Case ID: ny-super-ct_51/html/0516-01.html
Source: Caselaw Access Project
Author: {"author": "", "license": "Public Domain", "url": "https://static.case.law/"}
Date Created: 2024-08-24T03:29:51.129683

MARY NEYER, Respondent, v. JOHN F. MILLER, Appellant.
    
      Decided December 1, 1884.
    
      Wegligence case—hall mat.
    
    Before Sedgwick, Ch. J., and Freedman, J.
    Appeal from judgment in favor of plaintiff, entered upon the verdict of a jury, and from order denying defendant’s motion upon the judge’s minutes for a new trial.

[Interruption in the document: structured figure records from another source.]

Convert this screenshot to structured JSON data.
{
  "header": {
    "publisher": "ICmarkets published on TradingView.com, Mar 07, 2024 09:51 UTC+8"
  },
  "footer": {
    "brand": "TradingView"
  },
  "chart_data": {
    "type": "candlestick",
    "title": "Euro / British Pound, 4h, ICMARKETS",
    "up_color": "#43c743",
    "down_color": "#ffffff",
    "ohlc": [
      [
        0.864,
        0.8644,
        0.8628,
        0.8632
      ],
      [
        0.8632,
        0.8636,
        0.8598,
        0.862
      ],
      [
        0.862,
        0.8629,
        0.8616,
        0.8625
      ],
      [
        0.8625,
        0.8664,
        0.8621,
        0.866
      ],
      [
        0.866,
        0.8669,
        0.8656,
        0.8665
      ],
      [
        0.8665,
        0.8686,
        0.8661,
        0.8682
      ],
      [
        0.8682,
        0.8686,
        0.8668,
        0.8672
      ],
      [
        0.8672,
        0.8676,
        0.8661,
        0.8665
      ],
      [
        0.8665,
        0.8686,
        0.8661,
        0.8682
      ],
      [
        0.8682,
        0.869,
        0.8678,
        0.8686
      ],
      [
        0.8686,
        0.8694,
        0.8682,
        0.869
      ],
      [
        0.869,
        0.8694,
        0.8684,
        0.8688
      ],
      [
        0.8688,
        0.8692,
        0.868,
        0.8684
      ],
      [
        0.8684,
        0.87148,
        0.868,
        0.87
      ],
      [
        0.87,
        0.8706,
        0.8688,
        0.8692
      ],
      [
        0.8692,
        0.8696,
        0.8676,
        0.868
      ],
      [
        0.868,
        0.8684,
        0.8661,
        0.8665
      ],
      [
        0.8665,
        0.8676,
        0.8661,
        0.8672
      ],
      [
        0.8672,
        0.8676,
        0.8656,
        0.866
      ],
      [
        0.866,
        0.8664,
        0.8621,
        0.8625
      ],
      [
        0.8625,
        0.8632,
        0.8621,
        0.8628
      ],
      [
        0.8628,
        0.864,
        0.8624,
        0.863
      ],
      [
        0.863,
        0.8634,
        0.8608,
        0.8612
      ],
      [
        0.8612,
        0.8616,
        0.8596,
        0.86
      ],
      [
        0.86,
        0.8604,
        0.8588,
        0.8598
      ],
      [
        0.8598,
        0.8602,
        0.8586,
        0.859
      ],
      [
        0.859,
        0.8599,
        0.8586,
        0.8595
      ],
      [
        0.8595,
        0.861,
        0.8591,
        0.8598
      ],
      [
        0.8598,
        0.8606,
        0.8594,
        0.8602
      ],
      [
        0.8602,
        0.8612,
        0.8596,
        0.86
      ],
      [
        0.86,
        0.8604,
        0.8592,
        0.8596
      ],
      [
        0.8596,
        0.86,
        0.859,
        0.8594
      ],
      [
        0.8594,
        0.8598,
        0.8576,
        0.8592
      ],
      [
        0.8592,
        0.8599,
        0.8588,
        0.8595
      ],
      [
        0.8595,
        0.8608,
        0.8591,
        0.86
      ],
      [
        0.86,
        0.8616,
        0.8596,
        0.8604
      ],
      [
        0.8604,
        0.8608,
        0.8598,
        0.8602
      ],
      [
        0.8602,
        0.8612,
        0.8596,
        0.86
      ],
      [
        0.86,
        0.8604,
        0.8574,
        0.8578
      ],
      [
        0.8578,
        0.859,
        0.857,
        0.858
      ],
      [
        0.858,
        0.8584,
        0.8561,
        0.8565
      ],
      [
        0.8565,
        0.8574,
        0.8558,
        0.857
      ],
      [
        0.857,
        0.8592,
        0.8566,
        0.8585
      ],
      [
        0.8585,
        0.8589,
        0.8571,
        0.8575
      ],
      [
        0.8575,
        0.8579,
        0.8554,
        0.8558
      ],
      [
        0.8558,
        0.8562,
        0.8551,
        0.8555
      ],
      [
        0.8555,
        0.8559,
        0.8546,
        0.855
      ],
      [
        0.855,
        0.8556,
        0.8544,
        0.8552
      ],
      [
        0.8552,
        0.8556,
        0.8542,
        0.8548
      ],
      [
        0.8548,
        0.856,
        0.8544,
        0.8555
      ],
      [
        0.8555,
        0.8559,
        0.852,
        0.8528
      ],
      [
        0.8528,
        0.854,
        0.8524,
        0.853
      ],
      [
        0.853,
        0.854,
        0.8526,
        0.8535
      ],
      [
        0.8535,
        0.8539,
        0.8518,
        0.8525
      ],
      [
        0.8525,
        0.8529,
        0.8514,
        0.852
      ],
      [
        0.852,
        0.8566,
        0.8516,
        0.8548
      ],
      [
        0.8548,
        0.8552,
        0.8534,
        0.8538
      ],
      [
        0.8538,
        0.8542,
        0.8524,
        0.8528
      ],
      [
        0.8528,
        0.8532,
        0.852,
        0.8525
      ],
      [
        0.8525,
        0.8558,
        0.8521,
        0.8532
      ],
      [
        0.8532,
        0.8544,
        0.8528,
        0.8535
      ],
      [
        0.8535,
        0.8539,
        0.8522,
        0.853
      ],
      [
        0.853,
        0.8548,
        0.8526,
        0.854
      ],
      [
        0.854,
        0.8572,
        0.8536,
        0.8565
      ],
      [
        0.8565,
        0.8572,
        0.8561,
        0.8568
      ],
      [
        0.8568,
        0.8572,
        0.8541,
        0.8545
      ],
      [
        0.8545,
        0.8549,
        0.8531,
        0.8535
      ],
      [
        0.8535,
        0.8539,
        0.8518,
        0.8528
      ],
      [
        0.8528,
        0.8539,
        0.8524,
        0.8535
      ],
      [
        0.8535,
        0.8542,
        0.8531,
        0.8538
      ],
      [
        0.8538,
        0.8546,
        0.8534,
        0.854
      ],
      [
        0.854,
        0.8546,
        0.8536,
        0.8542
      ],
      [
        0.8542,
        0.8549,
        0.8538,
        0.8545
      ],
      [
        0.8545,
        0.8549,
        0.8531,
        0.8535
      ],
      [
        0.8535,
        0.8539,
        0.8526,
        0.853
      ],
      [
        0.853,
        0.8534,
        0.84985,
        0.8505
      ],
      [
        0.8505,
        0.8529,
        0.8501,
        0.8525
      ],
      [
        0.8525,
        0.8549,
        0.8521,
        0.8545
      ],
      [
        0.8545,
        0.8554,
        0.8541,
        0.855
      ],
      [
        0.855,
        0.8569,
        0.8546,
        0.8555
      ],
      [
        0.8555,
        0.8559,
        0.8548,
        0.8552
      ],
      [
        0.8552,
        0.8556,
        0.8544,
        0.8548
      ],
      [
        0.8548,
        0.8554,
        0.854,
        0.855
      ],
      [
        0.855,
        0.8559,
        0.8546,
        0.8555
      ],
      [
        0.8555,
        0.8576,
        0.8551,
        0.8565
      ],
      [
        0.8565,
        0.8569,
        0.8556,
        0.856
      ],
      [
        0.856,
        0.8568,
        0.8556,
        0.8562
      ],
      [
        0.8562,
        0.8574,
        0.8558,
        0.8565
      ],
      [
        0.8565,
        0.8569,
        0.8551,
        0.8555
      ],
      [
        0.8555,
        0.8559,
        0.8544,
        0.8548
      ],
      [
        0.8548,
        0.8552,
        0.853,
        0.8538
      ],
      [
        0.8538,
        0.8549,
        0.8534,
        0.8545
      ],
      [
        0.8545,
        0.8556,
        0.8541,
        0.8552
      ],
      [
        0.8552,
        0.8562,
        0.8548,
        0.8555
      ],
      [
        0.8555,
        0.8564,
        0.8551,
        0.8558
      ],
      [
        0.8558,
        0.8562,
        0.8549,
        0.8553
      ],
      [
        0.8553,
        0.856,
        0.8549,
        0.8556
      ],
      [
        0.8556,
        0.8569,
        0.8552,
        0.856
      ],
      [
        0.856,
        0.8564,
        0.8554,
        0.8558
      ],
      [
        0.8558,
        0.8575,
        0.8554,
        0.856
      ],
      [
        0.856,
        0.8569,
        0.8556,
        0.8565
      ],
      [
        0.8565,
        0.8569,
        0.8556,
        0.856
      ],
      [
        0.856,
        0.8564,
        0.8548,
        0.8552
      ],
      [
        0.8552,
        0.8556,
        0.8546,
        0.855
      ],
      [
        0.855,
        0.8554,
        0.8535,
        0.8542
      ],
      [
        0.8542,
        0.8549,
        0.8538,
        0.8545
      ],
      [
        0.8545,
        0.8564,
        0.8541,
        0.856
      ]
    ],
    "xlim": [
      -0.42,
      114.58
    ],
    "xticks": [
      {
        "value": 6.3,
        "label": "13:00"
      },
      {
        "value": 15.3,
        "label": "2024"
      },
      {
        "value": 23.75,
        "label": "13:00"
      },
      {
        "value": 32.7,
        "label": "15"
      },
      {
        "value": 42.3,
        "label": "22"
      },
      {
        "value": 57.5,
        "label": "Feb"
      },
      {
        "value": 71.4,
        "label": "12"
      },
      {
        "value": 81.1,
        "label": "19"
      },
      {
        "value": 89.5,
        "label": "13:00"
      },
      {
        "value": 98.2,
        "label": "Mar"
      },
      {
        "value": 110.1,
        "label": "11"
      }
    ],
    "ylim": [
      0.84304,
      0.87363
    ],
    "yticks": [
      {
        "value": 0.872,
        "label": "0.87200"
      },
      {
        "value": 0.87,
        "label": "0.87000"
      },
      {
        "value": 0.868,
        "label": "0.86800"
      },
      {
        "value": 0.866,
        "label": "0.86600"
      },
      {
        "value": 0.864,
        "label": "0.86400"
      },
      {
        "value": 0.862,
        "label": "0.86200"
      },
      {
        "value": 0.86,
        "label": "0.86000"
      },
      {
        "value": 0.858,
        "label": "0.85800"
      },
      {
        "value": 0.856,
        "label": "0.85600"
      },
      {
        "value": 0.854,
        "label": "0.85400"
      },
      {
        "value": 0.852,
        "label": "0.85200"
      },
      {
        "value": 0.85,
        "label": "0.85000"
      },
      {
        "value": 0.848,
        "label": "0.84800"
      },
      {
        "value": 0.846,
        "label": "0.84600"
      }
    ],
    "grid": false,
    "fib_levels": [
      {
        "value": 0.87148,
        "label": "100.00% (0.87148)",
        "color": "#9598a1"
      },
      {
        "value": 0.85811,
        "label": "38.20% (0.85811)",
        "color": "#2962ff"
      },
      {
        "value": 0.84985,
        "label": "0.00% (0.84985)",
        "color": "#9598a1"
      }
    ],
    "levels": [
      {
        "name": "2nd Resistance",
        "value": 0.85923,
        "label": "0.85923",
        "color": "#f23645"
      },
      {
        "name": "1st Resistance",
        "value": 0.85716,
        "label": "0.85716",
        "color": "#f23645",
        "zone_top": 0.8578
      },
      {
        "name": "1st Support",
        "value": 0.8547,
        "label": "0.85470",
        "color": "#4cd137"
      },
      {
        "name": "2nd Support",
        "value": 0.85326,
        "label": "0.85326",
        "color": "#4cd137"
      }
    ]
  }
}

    This action was brought to recover damages for an injury to plaintiff, occasioned by the negligence of defendant, or his servants. The plaintiff was an occupant of one of the apartments in an apartment house situated in Seventh street, New York, owned and managed by defendant. She was a member of the family of her son-in-law, a tenant in the building. Upon the entrance hallway, used in common by all the tenants of the building, was a hempen mat, extending nearly the whole length of such hallway, about twenty-six feet. This was suffered to become dangerous, and a large hole, near the stairway in the rear of the hall, was allowed to remain unrepaired for many weeks, and after repeated notices given to the janitor in charge of the building. The plaintiff, in passing along this mat, caught her foot in the hole and fell. She struck her forehead, and by the blow lost the sight permanently of one eye.
    The action was tried before Mr. Justice Ingraham and a jury, May 23, 1884. A verdict was rendered in favor of plaintiff for $2,500.
    The court at General Term, said : “The exceptions taken by the defendant are all untenable. The questions relating to defendant’s negligence and plaintiff’s contributory negligence were, under the peculiar circumstances of the case, questions of fact for the jury, and they were fairly left to the jury under a charge which fully guarded all the rights the defendant had, and to which no exception was taken. Upon a careful review of tho whole case, no reason appears why the verdict should be disturbed.
    
      Martin & Smith, and A. P. Whitehead, for appellant.
    
      Matthews, Rapallo & Smith, for respondent.
   Opinion by Freedman, J. ; Sedgwick, Ch. J., concurred.

Judgment and order affirmed, with costs.